We hit a pretty big milestone over the weekend. I took all three kids, solo, out to dinner. It went suprisingly well. Granted, the restaurant was only McD's, but Max was quick to point out how well it went, that he had been a very good listener, and wanted to ensure that we could do it again. For good measure, he made sure to let me know the next day how much he enjoyed his dinner the night before. We've had some really low key PJ weekends the last few weeks. Max literally didn't get out of his PJ's, even for the dinner out walk/event. The extra good news about this that it means he and his bed were dry. We go through phases about that, but overall staying dry at night is happening more and more often. Anyway, with everyone just feeling tired and a bit sickly, we just chilled out. My mom didn't even come on Saturday like she normally would since she was feeling sick with a nasty cold/cough. It was nice to just hang out and bond as a family with nothing that really had to get done and no where we really had to go. This weekend, my cousin will be making the drive so we will have company and we are equally looking forward to that.
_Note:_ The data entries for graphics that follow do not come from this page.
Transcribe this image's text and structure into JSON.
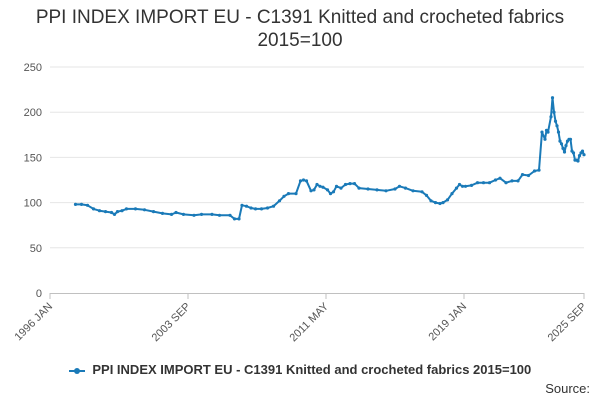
{
  "title": "PPI INDEX IMPORT EU - C1391 Knitted and crocheted fabrics 2015=100",
  "source_label": "Source:",
  "chart_data": {
    "type": "line",
    "title": "PPI INDEX IMPORT EU - C1391 Knitted and crocheted fabrics 2015=100",
    "xlabel": "",
    "ylabel": "",
    "ylim": [
      0,
      250
    ],
    "y_ticks": [
      0,
      50,
      100,
      150,
      200,
      250
    ],
    "xlim": [
      "1996-01",
      "2025-09"
    ],
    "x_ticks": [
      {
        "date": "1996-01",
        "label": "1996 JAN"
      },
      {
        "date": "2003-09",
        "label": "2003 SEP"
      },
      {
        "date": "2011-05",
        "label": "2011 MAY"
      },
      {
        "date": "2019-01",
        "label": "2019 JAN"
      },
      {
        "date": "2025-09",
        "label": "2025 SEP"
      }
    ],
    "grid": "horizontal",
    "legend_position": "bottom",
    "series": [
      {
        "name": "PPI INDEX IMPORT EU - C1391 Knitted and crocheted fabrics 2015=100",
        "color": "#1a7ab8",
        "points": [
          [
            "1997-06",
            98
          ],
          [
            "1997-10",
            98
          ],
          [
            "1998-02",
            97
          ],
          [
            "1998-06",
            93
          ],
          [
            "1998-10",
            91
          ],
          [
            "1999-02",
            90
          ],
          [
            "1999-06",
            89
          ],
          [
            "1999-08",
            87
          ],
          [
            "1999-10",
            90
          ],
          [
            "2000-01",
            91
          ],
          [
            "2000-04",
            93
          ],
          [
            "2000-10",
            93
          ],
          [
            "2001-04",
            92
          ],
          [
            "2001-10",
            90
          ],
          [
            "2002-04",
            88
          ],
          [
            "2002-10",
            87
          ],
          [
            "2003-01",
            89
          ],
          [
            "2003-06",
            87
          ],
          [
            "2004-01",
            86
          ],
          [
            "2004-06",
            87
          ],
          [
            "2005-01",
            87
          ],
          [
            "2005-06",
            86
          ],
          [
            "2006-01",
            86
          ],
          [
            "2006-04",
            82
          ],
          [
            "2006-07",
            82
          ],
          [
            "2006-09",
            97
          ],
          [
            "2006-12",
            96
          ],
          [
            "2007-03",
            94
          ],
          [
            "2007-06",
            93
          ],
          [
            "2007-10",
            93
          ],
          [
            "2008-02",
            94
          ],
          [
            "2008-06",
            96
          ],
          [
            "2008-10",
            102
          ],
          [
            "2009-01",
            107
          ],
          [
            "2009-04",
            110
          ],
          [
            "2009-09",
            110
          ],
          [
            "2009-12",
            124
          ],
          [
            "2010-02",
            125
          ],
          [
            "2010-04",
            124
          ],
          [
            "2010-07",
            113
          ],
          [
            "2010-09",
            114
          ],
          [
            "2010-11",
            120
          ],
          [
            "2011-01",
            118
          ],
          [
            "2011-03",
            117
          ],
          [
            "2011-06",
            114
          ],
          [
            "2011-08",
            110
          ],
          [
            "2011-10",
            112
          ],
          [
            "2011-12",
            118
          ],
          [
            "2012-03",
            116
          ],
          [
            "2012-06",
            120
          ],
          [
            "2012-09",
            121
          ],
          [
            "2012-12",
            121
          ],
          [
            "2013-03",
            116
          ],
          [
            "2013-09",
            115
          ],
          [
            "2014-03",
            114
          ],
          [
            "2014-09",
            113
          ],
          [
            "2015-03",
            115
          ],
          [
            "2015-06",
            118
          ],
          [
            "2015-10",
            116
          ],
          [
            "2016-03",
            113
          ],
          [
            "2016-09",
            112
          ],
          [
            "2016-12",
            108
          ],
          [
            "2017-03",
            102
          ],
          [
            "2017-06",
            100
          ],
          [
            "2017-09",
            99
          ],
          [
            "2017-11",
            100
          ],
          [
            "2018-02",
            103
          ],
          [
            "2018-05",
            110
          ],
          [
            "2018-08",
            116
          ],
          [
            "2018-10",
            120
          ],
          [
            "2018-12",
            118
          ],
          [
            "2019-02",
            118
          ],
          [
            "2019-06",
            119
          ],
          [
            "2019-10",
            122
          ],
          [
            "2020-02",
            122
          ],
          [
            "2020-06",
            122
          ],
          [
            "2020-10",
            125
          ],
          [
            "2021-01",
            127
          ],
          [
            "2021-05",
            122
          ],
          [
            "2021-09",
            124
          ],
          [
            "2022-01",
            124
          ],
          [
            "2022-04",
            131
          ],
          [
            "2022-08",
            130
          ],
          [
            "2022-12",
            135
          ],
          [
            "2023-03",
            136
          ],
          [
            "2023-05",
            178
          ],
          [
            "2023-07",
            170
          ],
          [
            "2023-08",
            180
          ],
          [
            "2023-09",
            178
          ],
          [
            "2023-11",
            195
          ],
          [
            "2023-12",
            216
          ],
          [
            "2024-01",
            200
          ],
          [
            "2024-02",
            190
          ],
          [
            "2024-03",
            185
          ],
          [
            "2024-04",
            178
          ],
          [
            "2024-05",
            168
          ],
          [
            "2024-06",
            165
          ],
          [
            "2024-07",
            160
          ],
          [
            "2024-08",
            156
          ],
          [
            "2024-09",
            163
          ],
          [
            "2024-10",
            168
          ],
          [
            "2024-11",
            170
          ],
          [
            "2024-12",
            170
          ],
          [
            "2025-01",
            157
          ],
          [
            "2025-02",
            155
          ],
          [
            "2025-03",
            147
          ],
          [
            "2025-04",
            147
          ],
          [
            "2025-05",
            146
          ],
          [
            "2025-06",
            152
          ],
          [
            "2025-07",
            155
          ],
          [
            "2025-08",
            157
          ],
          [
            "2025-09",
            153
          ]
        ]
      }
    ]
  }
}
One of the big things I've been pondering lately is whether to send Max to kindergarten next year or keep him a year. I have not yet made a final decision, but am leaning towards putting him in the early 5's class at his preschool instead. Talking with his teachers this week in parent/teacher conference, that would be their recommendation....if I want to send him to the elementary associated with the church we attend (or haven't attended lately) and the preschool. The main reason would be fine motor skills and lack there of. The secondary and maybe of equal importance has to do with general maturity and the desire to do things his way/ability to listen and follow instructions. It's not that he can't listen and follow directions or do a task in question. It is whether he will choose to at any given moment without question or debate. In a preschool setting, it is no issue or problem. With the high demands of kindergarten and the high standards of the elementary school in question, it may be an issue. Part of the teachers comments makes me sad because it has to do with loosing some of his independence and individuality. An example given is that he likes to wear two different shoes. Another factor is that if I do send him, he will be the youngest and a full year younger than at least some, if not the majority, of his peers. If i don't go/stay private, it would be the wrong decision. If I do, I think it will be the right. So, I need to do my due diligence two fold. I need to go visit the school, again, and talk to the principle and get a better feel for a few big questions I have. And, I need to go visit and talk to a few charter schools in the area to compare. Our local elementary school is not an option. The other thing I really need to do is take a long hard look at finances to see if and how I can commit to this. My common thinking is that it could work because what I pay in nanny fee's should be more or equal to what tuition would be for all three kids. Money has been tight. Really tight. And, I'm thinking about cutting Noemi's hours again cause things are just not adding up on the expense vs. income columns. Things just keep up like the fact that I'm now $500 poorer as of yesterday because the master toilet tank just decided to crack open in grand style flooding my bathroom and room. Yes, the new toilet is nice and all, but the other toilet was fine and mostly did his job.
Why am I up in the middle of the night not sleeping? No good reason. The third time this week actually. I'm tired. I'm still coughing and fighting the end of this lingering cold. But, I'm waking up and just can't get back to sleep. Sucks. Once woke up because of a bad/strange dream. The other times, like tonight, no reason to wake up. Maybe a kid cried out once that woke me, but no other sounds. Just silence. All is as it should be, except it is prime sleep time and I'm awake.